La représentation classique du pauvre pour ne pas dire historique de l’aide sociale est une représentation morale du pauvre. Il est une personne dont l’éducation sociale est un manque, que ce soit la manière dont il s’habille, dont il parle, dont il vit socialement, etc. Le pauvre doit être encadré, surveillé, remis dans le droit chemin de la morale d’une société de contraintes (ici dans un centre d’hébergement) : respecter des horaires d’entrée et de sortie, recevoir des ami-e-s le jour mais pas la nuit, un surveillant note qui est entré pour la nuit et qui ne l’est pas, en bref : apprendre à respecter les règles qu’un pauvre ne connaît pas ou n’a jamais connu. Ce système est le «meilleur» système éducatif pour réapprendre à vivre dans une société réglée par des contraintes ! Sic !

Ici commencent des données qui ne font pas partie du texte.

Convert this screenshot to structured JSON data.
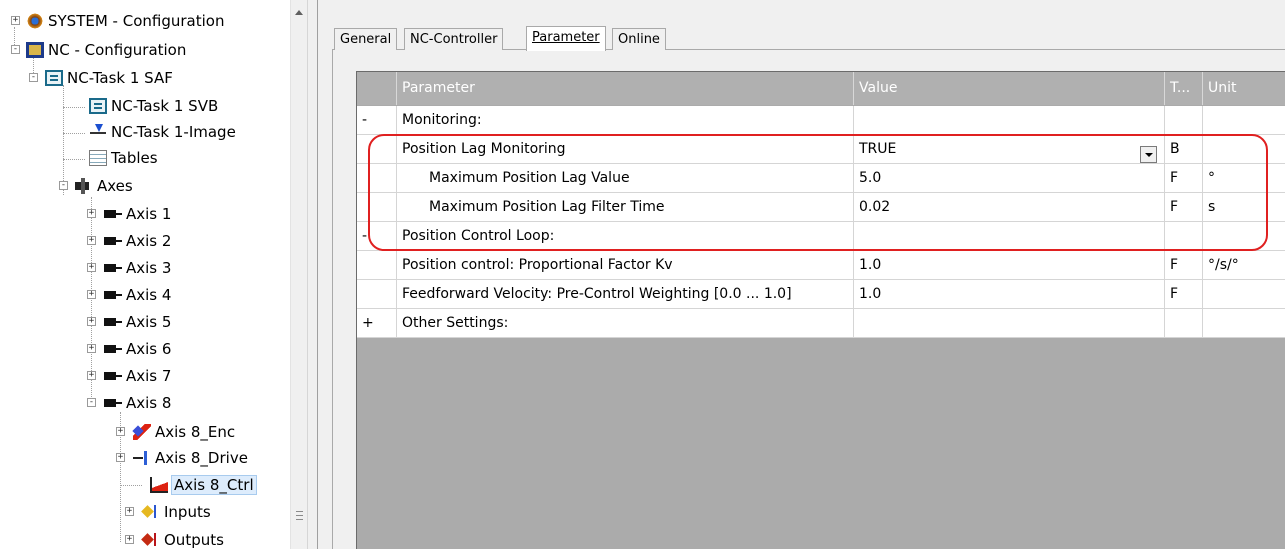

Cette représentation morale est toujours persistante dans la gestion des pauvres liés au chômage et qui bénéficient d’une aide sociale comme le RSA. Une même idéologie identifie le pauvre chômeur ou non à l’idée de faute en comparant son statut à celui d’oisiveté alors qu’il devrait avoir une activité, à celui de fraudeur alors qu’il ne devrait pas profiter de son statut face aux personnes qui travaillent, à celui « d’inactif social qui reçoit un revenu minimum d’inactivité » (sénat, commission des finances, 1999). En 2002 même constat négatif, le dispositif du RMI qui devrait être temporaire se transforme en allocation de masse, le sénat dans son rapport sur le RMI et la création du RMA parle d’un échec de l’insertion, d’une défaillance du contrôle par une CAF surchargée, de l’absence de contrat d’insertion. Autrement dit, le RMI est une aubaine pour les profiteurs de toute sorte. Nous retombons, ici, dans cette vieille distinction du pauvre méritant son obole et de celui qui ne la mérite pas. Le pauvre valide qui préfère demander une obole par fainéantise plutôt que d’aller travailler. Les systèmes changent, les représentations ne changent pas.

L’échec des politiques d’insertion est dû à une double fatalité : la faiblesse morale du bénéficiaire qui se laisse tenter par l’oisiveté, la fraude (le travail au noir, mauvaises déclarations), l’installation dans un statut permanent alors qu’il doit être temporaire, et, par l’échec des institutions qui ne prennent pas assez en charge le contrôle et le suivi de ces bénéficiaires décidément trop peu enclins à suivre la moralité d’une société de contraintes par le travail, mais aussi par des prestations d’aides trop peu attractives quand il s’agit de reprendre un travail.  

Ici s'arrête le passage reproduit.